Serious rise in poverty in the Netherlands
Serious rise in poverty in the Netherlands
New statistics from state statistics agency CBS reveal that poverty in the Netherlands has increased sharply over the last two years, from 7,4 per cent in 2010 to 9,4 per cent in 2012.
Despite the economic crisis beginning in 2008, the full impact on household incomes has only begun to be felt over the last few years. Now, 664.000 households in the Netherlands are at risk of poverty, with a total of 1,329 million people in 2012 existing on a low income.
Estimates suggest that the poverty rate will have risen again in 2013, but less than in 2012, and decline slightly in 2014.
Poverty in the Netherlands
Adults in poverty are often employed, although of the 348.000 working poor in 2012, 165.000 were self-employed. There were also 255.000 poor social assistance benefit recipients and 79.000 people aged over 65 (i.e. retired) in poverty.
There are also more children in poverty now: over 100.000 more than in 2007. That means one in three poor people is aged under 18. In addition, people living in poverty are less likely to be immigrants to the Netherlands, with 60 per cent of people in poverty identifying as native Dutch.
Further, almost a quarter of all households in the Netherlands living below the low-income threshold in 2011 were in the Randstad, with the largest share in Amsterdam. The poverty rate has risen more in The Hague and Rotterdam than Amsterdam since 2009, however, and Rotterdam has the most poor postcode districts in the top 20.
Working two jobs
The struggle to stay above the poverty is also revealed in another CBS report which shows that the amount of people holding two jobs has increased, to around half a million people.
The number has increased since 2008, with the largest increase occurring with those who started their own business while also retaining another employed position.
Young people are also the most likely to combine two jobs. Of those 15- to 25-year olds who work at least 12 hours a week, more than 12 per cent has two jobs.
Dutch labour market
That the situation is only going to improve slowly is evident in a report from the Research Centre for Education and the Labour Market (ROA) from Maastricht University. Examining the prospects for recovery in employment in the medium term in the Netherlands, it described them as "bleak."
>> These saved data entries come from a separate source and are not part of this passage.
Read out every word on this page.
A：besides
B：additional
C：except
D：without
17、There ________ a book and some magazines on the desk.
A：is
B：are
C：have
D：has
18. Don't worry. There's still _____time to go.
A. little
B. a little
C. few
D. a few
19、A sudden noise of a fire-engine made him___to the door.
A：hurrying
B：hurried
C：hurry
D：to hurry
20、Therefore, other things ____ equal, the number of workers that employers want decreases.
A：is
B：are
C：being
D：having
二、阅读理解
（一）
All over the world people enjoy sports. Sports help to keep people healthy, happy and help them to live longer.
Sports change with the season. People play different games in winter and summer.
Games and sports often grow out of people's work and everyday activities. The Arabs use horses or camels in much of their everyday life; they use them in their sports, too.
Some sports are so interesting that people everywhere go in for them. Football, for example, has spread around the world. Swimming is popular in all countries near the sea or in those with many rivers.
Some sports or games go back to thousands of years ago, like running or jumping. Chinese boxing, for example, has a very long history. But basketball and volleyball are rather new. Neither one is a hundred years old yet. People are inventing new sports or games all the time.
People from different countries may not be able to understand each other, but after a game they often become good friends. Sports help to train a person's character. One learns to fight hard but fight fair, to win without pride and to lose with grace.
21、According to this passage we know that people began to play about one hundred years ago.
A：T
The report estimated that while the largest increase in employment is expected in the healthcare sector, the contraction in that industry will still continue until 2018. Also, budget cuts to the public service will result in a further contraction in public sector employment, another large employer in the Netherlands.
Figures like these on poverty and unemployment are having repercussions beyond worrying anyone trying to find a job.
A poll of 1.800 Dutch voters conducted on behalf of the SP (Socialist Party) found that eight out of 10 don’t want the Netherlands to open its borders to Romanian and Bulgarian workers on January 1, 2014 when they become full members of the union.
Even the most pro-Europe Dutch, D66, had 53 per cent of its voters considering it unwise to allow free movement of workers from these countries. Among voters for the anti-immigration PVV, that number is 100 per cent.
A Christian Democrat MP has also said that the arrival of new workers from Eastern Europe will make it more difficult to find work for the current Dutch unemployed. "Our labour market certainly has a national side next to a European side," he said.
Minister for Social Affairs and Employment Lodewijk Asscher has already expressed his concerns that cheap labour could flood the Netherlands and said recently that British Prime Minister David Cameron’s calls for limits on EU migration were "potentially interesting."
Responding to Asscher’s initial statement, the Romanian Minister for Labour Mariana Câmpeanu called the Netherlands "xenophobic" in September this year at a summit at The Hague.
Asscher's statements are not enough for some members of Parliament, however, as one SP member called on Asscher to allow the Netherlands to unilaterally rebel against the EU on this issue.
The minister is meeting with his European colleagues later in December to discuss what is being described as the unwanted side effects of free movement in Europe.